Das Anfangsinteresse der Schüler/-innen auf der Bühne galt auch den Techniken des Trommelspiels. Wie kann man mit nur zwei Stöcken eine solch faszinierende Musik produzieren? Johannes Fischer führte in Tonfall und Zuwendung sehr selbstverständlich vor, wie das Trommeln funktioniert; er verlangsamte das Spiel, beschleunigte wieder, zeigte das „Melodiespiel“ auf einem Trommelfell. All das wurde mit einer Video-Lupe für alle sichtbar auf eine Leinwand projiziert. Die Zuhörer erfuhren Neues über die Musik, über die Person des Musikers. Alle im Saal fühlten sich persönlich angesprochen.

Von sich erzählen in Worten und Tönen

Im Gespräch mit den Schüler/-innen erzählt Johannes Fischer über seine Art zu komponieren, wie sich bei ihm musikalische Gedanken bei Alltagstätigkeiten im Kopf einstellen und langsam entwickeln. Und wie er die Musik, wenn sie im Kopf fertig ist, nachts am Schreibtisch notiert. Er berichtet, wie er durch Lauschen und Klangerprobung neben den bekannten Schlaginstrumenten neue Instrumente findet. Es sind „Souvenirs“ wie Autofedern, Glocken oder Kreissägeblätter, die im Instrumentarium auch dieses Konzerts hängen. Die Hinweise machen neugierig, wie Musik mit diesen Instrumenten denn klingen könnte. Keine Erklärung zum Stück. In fließendem Übergang vom Erzählen zum Spiel beginnt Fischer einen Satz aus seinem Konzert. Eben hat er noch in Worten „von sich“ erzählt, nun erzählt er „von sich“ in Tönen und Klängen, die „von persönlichen Erlebnissen und Eindrücken inspiriert sind“. Ein solches Vorgehen sorgt für Aufmerksamkeit, weitet den Hörhorizont und öffnet Ohren für das Neue.

Mit allen gemeinsam ein Stück Neuer Musik musizieren

Für alle im Saal hatte Johannes Fischer ein kleines Steinstück geschrieben. „Steine“ heißt ein Satz aus dem Schlagzeugkonzert. Nun kamen auch die Steine in den ausgeteilten Programmtüten zur Geltung. Alle konnten mitspielen. Und alle ließen sich ein, weil ein Vertrauen aufgebaut war. Fischer zeigte, wie nicht allein rhythmisch, sondern auch klanglich differenziert Musik mit Steinklängen gestaltet werden kann. Er entwickelte mit Gesten in Gruppen einen auf- und abschwellenden Stein-Regen, führte durch Vor- und Nachmachen ohne Worte die kleinen sich ständig wiederholenden Rhythmusmuster ein. Über diesem Ostinato improvisierte Fischer mit seinen Steinen, später stimmten die Orchestermusiker mit ihren Ostinati ein. Es erklang ein gemeinsam ausgeführtes und eigenständiges Musikstück, dem alles Propädeutische oder Kindertümelnde fern war. Nach einer Weile ließ Fischer den Steinklang – wortlos – hin zum Papiergeräusch changieren, durch Hinblasen in die Tüte erhielt auch das Rhythmusmodell einen neuen Klang. Die Musik wurde immer leiser. In die entstehende Stille hinein erklang der Satz „Steine“ aus dem Schlagzeugkonzert. Steinklänge im Orchester! Was die Kinder und Jugendlichen spielten, hatte eine Funktion und wurde ernst genommen. Es war eigenständiger Teil des Konzerts. Die von ihnen dabei gemachten Erfahrungen führten nun zur wachen Aufnahme der avantgardistischen Musik Fischers, die für alle im Saal irgendwie schon vertraut schien.

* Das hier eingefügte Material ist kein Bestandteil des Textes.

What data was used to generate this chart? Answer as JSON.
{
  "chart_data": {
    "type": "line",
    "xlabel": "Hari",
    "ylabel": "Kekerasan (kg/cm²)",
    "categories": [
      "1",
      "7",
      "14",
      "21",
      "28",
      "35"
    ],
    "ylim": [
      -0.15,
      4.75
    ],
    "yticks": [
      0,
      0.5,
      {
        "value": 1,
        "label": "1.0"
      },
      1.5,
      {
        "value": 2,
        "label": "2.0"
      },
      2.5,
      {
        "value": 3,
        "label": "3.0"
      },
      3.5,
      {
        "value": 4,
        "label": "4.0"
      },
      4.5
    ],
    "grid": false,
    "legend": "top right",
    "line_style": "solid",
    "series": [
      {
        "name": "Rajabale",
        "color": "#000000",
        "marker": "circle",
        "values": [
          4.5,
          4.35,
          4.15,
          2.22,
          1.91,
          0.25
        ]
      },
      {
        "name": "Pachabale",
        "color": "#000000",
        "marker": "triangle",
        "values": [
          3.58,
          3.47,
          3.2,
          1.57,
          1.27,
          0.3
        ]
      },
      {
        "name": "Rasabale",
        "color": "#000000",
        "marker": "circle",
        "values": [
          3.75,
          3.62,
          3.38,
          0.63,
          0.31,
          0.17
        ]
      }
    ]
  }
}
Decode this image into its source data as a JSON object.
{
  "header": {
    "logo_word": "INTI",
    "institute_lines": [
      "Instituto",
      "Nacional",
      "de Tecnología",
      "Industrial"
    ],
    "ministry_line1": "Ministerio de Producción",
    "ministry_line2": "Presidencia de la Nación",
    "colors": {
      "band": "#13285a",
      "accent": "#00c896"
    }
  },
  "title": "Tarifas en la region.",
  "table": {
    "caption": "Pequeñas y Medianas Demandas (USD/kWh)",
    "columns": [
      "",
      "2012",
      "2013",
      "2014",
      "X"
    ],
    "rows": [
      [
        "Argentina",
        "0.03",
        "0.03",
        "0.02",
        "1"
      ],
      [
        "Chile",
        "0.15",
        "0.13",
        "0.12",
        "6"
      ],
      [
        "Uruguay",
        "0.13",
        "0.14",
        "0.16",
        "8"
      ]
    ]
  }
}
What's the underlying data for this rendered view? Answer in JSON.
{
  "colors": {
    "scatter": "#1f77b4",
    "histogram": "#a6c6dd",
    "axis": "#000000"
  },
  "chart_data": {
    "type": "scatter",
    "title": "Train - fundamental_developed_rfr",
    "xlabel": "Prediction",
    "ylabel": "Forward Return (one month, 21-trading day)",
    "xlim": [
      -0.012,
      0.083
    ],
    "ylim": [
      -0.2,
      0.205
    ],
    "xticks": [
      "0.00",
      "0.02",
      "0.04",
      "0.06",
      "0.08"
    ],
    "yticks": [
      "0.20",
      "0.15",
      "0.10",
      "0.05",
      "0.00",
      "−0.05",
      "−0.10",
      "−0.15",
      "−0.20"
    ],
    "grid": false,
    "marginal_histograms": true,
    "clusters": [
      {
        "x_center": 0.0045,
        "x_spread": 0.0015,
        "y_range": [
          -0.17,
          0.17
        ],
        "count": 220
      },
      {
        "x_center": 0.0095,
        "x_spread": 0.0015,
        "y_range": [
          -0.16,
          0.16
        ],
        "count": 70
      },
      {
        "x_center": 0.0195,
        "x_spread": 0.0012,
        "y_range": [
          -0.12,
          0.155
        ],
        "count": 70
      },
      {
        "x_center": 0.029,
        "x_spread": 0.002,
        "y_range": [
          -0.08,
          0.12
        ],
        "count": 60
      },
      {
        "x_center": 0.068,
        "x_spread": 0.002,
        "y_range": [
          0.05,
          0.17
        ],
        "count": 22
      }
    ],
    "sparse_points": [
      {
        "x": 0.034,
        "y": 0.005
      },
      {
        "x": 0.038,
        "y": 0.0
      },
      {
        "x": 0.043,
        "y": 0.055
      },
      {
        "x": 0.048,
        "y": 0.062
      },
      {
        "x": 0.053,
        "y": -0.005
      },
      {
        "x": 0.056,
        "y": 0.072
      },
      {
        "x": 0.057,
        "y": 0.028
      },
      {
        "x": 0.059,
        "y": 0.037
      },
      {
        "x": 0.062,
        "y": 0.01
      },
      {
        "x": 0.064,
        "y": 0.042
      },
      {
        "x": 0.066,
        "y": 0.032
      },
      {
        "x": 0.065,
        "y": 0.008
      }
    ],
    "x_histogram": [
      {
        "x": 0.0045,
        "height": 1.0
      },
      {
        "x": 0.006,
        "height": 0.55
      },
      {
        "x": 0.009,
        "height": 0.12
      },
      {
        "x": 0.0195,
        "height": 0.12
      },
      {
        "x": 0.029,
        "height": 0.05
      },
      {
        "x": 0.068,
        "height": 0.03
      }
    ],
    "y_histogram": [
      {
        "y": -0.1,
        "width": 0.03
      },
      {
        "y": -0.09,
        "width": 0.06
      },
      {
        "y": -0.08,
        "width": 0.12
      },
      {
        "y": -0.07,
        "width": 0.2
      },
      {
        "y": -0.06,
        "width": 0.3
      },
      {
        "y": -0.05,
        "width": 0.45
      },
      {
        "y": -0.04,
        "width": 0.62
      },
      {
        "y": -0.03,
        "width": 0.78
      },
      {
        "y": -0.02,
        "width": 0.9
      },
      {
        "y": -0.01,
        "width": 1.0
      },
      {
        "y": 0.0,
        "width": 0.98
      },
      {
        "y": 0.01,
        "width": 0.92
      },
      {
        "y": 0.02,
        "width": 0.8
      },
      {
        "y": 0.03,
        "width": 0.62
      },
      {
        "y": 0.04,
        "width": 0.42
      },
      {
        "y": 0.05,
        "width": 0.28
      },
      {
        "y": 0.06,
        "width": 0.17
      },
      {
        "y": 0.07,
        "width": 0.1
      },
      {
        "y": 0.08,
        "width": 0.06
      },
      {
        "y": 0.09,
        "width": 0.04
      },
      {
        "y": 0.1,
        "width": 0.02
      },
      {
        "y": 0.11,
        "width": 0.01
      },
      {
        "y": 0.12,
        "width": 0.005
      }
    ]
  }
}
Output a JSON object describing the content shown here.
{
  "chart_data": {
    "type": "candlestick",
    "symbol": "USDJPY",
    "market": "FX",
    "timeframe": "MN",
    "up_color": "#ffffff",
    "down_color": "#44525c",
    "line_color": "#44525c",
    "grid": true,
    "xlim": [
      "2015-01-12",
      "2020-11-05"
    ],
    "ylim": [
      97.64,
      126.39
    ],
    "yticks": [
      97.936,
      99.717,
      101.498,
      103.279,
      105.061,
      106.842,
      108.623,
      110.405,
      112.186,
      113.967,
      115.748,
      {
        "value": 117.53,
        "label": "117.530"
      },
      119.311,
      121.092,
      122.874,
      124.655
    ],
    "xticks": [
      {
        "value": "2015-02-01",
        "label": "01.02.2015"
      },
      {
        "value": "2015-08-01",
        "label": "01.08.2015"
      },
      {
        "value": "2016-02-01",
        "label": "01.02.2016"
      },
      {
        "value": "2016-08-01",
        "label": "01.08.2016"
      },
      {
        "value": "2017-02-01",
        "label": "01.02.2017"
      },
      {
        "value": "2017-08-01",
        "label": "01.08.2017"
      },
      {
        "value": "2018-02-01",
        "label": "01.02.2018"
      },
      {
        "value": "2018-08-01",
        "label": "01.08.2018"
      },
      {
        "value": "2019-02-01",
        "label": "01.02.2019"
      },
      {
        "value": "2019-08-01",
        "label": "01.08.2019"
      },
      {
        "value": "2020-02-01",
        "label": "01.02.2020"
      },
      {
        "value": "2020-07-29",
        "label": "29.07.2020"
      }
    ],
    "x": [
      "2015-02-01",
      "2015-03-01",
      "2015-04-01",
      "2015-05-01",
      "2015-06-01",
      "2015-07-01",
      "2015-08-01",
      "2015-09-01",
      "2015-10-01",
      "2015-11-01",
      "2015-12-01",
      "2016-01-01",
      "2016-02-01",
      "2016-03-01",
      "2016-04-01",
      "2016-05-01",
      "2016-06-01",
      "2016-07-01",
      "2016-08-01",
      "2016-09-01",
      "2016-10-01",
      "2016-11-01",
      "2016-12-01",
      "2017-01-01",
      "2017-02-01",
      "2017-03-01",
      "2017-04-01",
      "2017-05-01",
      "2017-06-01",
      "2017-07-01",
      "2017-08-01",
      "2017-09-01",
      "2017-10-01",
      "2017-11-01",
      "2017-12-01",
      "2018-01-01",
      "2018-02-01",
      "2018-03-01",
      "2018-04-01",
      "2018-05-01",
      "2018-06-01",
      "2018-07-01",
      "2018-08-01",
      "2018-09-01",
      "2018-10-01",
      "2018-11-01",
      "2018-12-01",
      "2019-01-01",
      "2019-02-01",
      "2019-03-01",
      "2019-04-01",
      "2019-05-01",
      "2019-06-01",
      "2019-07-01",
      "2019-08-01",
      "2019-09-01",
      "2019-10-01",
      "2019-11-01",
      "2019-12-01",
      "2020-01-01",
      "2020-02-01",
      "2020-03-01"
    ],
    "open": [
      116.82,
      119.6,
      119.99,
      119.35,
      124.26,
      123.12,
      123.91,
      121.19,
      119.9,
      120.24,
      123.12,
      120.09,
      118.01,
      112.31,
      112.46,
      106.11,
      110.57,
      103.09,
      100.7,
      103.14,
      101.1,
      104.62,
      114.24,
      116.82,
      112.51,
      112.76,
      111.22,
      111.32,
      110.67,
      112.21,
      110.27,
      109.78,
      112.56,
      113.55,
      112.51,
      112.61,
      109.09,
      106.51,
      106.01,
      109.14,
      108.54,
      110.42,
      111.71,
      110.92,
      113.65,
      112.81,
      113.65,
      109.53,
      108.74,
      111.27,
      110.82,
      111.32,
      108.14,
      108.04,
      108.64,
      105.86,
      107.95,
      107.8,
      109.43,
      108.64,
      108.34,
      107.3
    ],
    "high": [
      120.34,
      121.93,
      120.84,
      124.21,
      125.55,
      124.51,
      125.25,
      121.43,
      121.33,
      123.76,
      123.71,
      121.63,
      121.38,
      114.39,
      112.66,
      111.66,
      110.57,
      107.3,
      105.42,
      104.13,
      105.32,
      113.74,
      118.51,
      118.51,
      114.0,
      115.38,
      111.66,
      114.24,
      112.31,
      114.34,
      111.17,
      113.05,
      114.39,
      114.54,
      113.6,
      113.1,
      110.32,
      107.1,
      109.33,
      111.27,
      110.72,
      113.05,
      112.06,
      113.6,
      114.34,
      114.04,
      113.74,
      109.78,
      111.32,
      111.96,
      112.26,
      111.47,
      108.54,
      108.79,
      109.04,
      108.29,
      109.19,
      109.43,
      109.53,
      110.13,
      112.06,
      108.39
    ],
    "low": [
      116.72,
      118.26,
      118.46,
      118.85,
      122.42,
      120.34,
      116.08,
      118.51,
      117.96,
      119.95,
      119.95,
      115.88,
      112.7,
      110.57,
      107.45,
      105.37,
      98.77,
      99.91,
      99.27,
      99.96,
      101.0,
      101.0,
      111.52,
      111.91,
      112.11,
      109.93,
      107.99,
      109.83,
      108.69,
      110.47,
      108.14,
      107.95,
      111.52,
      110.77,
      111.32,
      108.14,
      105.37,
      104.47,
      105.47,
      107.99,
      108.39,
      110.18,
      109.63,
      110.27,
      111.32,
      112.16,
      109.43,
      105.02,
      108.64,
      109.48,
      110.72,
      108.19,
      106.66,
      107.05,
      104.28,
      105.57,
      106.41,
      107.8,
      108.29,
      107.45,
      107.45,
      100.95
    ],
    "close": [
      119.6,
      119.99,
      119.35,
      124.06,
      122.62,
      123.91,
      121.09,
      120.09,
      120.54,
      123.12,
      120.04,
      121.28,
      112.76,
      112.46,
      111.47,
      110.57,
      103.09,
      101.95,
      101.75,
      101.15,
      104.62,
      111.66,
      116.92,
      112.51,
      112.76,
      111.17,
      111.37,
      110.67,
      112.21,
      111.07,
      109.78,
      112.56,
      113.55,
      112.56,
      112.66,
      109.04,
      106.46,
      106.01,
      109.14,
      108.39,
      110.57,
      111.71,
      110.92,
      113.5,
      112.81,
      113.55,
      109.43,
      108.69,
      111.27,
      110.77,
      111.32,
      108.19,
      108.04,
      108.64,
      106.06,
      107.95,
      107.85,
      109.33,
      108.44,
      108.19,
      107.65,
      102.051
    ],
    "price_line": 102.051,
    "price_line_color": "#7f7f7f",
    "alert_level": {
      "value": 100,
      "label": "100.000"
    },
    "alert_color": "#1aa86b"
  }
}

„Am Ende des Konzerts gab es donnernden Applaus“, schrieb die Presse. „Eine rundum gelungene Veranstaltung, genussvoll und lehrreich nicht nur für Kinder.“ Die Wirkung des Konzerts konnte jeder an den konzentrierten ­Gesichtern der Kinder ablesen. Aber auch an den Gesichtern der Orchestermusiker, die an den Interview­abschnitten und Solostücken wie ein interessiertes Publikum teilnahmen. Zum Erfolg dieses Konzerts haben gewiss die vielfältigen Vermittlungswege beigetragen.

Die zentrale Rolle spielte jedoch Johannes Fischer, der nicht nur als Schlagzeuger oder Komponist auf der Bühne stand, sondern der als Person in Haltung, Bewegung, Ausstrahlung und Präsenz vermittelte, wie und warum Musik ihn selbst bewegt. Das zeigt eine Perspektive für die Musikvermittlung in Konzerten.